Disqualifications are sometimes humanly hard to make. A
magnificent marlin was taken, not long ago, on quite light tackle, by a war veteran who was physically handicapped. He had fought the fish all day. But at one point, for a period of about ten minutes, he had surrendered the rod to a boat mate. The marlin was heavy enough for a record. But the rule says that the record maker must have caught his fish alone. Other physically handicapped men have made records. There is an authentic account of the taking of a swordfish by a woman after a singlehanded, unbroken battle of more than thirty hours! Feats of that sort—feats sometimes doubted by persons who believe that a harpoon rather than a rod and reel is the suitable gear for big-fish fishing—show why the IGFA is uncompromising.

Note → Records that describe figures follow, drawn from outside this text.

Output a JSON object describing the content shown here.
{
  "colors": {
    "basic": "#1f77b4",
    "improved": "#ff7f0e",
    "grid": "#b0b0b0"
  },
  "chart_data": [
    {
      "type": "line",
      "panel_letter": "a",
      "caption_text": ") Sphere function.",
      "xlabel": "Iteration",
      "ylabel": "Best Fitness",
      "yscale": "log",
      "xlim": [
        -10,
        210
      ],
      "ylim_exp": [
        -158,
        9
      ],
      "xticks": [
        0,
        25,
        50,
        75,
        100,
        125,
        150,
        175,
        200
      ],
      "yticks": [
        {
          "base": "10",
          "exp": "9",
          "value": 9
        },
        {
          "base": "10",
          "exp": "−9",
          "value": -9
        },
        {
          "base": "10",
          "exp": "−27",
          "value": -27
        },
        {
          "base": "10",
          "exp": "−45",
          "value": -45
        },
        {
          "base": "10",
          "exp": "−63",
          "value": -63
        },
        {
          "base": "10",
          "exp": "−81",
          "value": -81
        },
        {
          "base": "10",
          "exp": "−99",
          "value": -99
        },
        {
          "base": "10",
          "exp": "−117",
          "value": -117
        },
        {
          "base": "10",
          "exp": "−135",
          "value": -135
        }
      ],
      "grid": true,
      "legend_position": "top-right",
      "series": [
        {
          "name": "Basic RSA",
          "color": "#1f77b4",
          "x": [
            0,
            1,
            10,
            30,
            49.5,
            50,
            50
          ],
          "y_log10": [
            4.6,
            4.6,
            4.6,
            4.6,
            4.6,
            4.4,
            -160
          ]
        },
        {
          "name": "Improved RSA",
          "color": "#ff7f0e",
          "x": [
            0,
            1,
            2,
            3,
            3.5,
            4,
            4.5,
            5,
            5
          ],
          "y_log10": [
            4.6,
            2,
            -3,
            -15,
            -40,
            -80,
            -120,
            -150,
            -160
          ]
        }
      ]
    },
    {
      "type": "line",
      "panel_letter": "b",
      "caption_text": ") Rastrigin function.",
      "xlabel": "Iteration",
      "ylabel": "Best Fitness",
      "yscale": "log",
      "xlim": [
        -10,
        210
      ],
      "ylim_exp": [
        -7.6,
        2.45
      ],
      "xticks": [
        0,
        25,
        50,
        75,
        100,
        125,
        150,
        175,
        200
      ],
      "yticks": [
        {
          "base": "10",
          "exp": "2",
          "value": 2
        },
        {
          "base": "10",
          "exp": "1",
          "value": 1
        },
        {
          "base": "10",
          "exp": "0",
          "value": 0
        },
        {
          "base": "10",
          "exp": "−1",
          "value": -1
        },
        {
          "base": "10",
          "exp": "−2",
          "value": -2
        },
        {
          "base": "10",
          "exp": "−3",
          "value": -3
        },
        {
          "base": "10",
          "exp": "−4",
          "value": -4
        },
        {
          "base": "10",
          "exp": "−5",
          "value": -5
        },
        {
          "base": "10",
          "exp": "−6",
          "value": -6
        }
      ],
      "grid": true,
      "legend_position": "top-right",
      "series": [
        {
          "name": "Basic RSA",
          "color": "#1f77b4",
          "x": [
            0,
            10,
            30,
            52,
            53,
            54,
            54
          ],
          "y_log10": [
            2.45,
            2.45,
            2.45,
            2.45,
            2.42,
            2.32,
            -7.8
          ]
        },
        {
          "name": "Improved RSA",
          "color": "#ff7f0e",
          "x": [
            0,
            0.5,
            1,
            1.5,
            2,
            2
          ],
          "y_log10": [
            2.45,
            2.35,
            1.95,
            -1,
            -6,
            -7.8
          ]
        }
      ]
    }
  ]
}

The rules have to be absolute. Any fisherman (like your reporter, for an example) who has fought fish through the heat of day into the dark of night, through tumultuous storms on seas higher than his cruiser was long, in hard rains and icy gales and lightning, drifting far from shore in the battle—any such fisherman—knows that the iron-clad rules of the IGFA are his best protection. A sport without rules is not a sport—it’s a racket. With firm rules—and experts to judge—the angler knows that no one will get away with short cuts to an achievement that he has found so difficult and so challenging. Members of the executive committee of the IGFA—of which I’m one—are not, in any case, eligible to hold world records. But it is reassuring for them—as for all fishermen—to realize that every imaginable human effort is made to rule out gypping from big-game angling.